I think it was during my time in Malawi. I highly underestimated the effect that cultural shocks can have. I did my research on major things that could differ, but not on the day-to-day differences. I love adventure, had traveled to different continents before, so I kind of disregarded that cultural shocks could have a big impact on me. Therefore, I had to leave Malawi earlier, partially due to personal circumstances, which made me feel like I was giving up. I had never quit before, so this was a new experience for me.
One of my biggest takeaways is that in certain circumstances, quitting is the best decision that you can make. If the situation is not bringing out the best in you and makes you miserable, it is better to back up. I do not mean that you should quit the exact moment when things get tough, but to consider quitting as an option when it brings out your negative side. It is not a sign of weakness to realize that a choice you made was not the best one and to want to change it.
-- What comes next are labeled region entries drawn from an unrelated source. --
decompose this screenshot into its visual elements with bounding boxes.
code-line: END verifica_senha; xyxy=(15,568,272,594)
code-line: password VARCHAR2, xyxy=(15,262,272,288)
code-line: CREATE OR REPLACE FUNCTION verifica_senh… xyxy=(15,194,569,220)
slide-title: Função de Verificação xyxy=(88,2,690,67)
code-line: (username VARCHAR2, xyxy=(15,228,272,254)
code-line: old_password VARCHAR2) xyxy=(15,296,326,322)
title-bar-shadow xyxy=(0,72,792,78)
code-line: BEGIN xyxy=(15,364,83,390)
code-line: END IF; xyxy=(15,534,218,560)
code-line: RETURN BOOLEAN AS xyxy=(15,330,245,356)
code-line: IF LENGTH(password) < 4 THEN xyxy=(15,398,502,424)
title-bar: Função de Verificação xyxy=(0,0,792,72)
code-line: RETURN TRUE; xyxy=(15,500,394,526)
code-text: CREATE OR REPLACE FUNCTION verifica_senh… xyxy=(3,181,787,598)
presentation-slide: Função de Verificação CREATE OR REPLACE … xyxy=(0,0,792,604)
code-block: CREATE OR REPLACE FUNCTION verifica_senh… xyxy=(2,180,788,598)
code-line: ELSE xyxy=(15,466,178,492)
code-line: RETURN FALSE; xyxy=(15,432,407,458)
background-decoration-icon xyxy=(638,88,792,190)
As for dealing with cultural shocks - do your research, prepare for mundane differences and make sure that you are in the right state of mind to be able to deal with it!
After such an interesting insight into marketing and data, we were curious to get to know Jasmijn better and thus, we asked her more about her hobbies and personal passions. Here is what we found out about her:
What is your favourite book?
The two books that I am currently reading are Circe by Madeline Miller, a novel about Greek mythology, and Why We Dream by Alice Robb, a book that teaches you how lucid dreams work and how you can influence them.
What is the last movie that you saw?
I think it was Captain America by Marvel.
Are you a morning person or a night owl?
I am 100% a night owl! I wish it was the other case, as the world is made for morning persons, but here we are!
How do you prepare yourself for a day at the office?
I always make a smoothie for myself when I go to the office. My favourite one has spinach avocado and peanut butter. When I work from home, I enjoy baking in the morning and will often make banana muffins to start the day.
What is your biggest dream in a few words?
As I have always liked managing people, I would love to become a CMO one day!
Could you name something on your bucket list?
I really want to visit Columbia as I have plenty of Colombian friends, but I have never been there. Besides that, I would like to try skydiving.
What is your favourite place to visit?
The place that I visited the most is Italy, especially Tuscany. The magic never fades there, the landscapes, the culture and the food are simply amazing!
What is your favourite city in which you had worked?
That would be London due to its energetic vibe and the fact that you never run out of things to do or events to attend.
What is your advice for students graduating in 2021?
Find your unique selling point! Find how can you bring value while chasing your dreams. Never underestimate yourself and make a plan that will enable you to achieve your targets!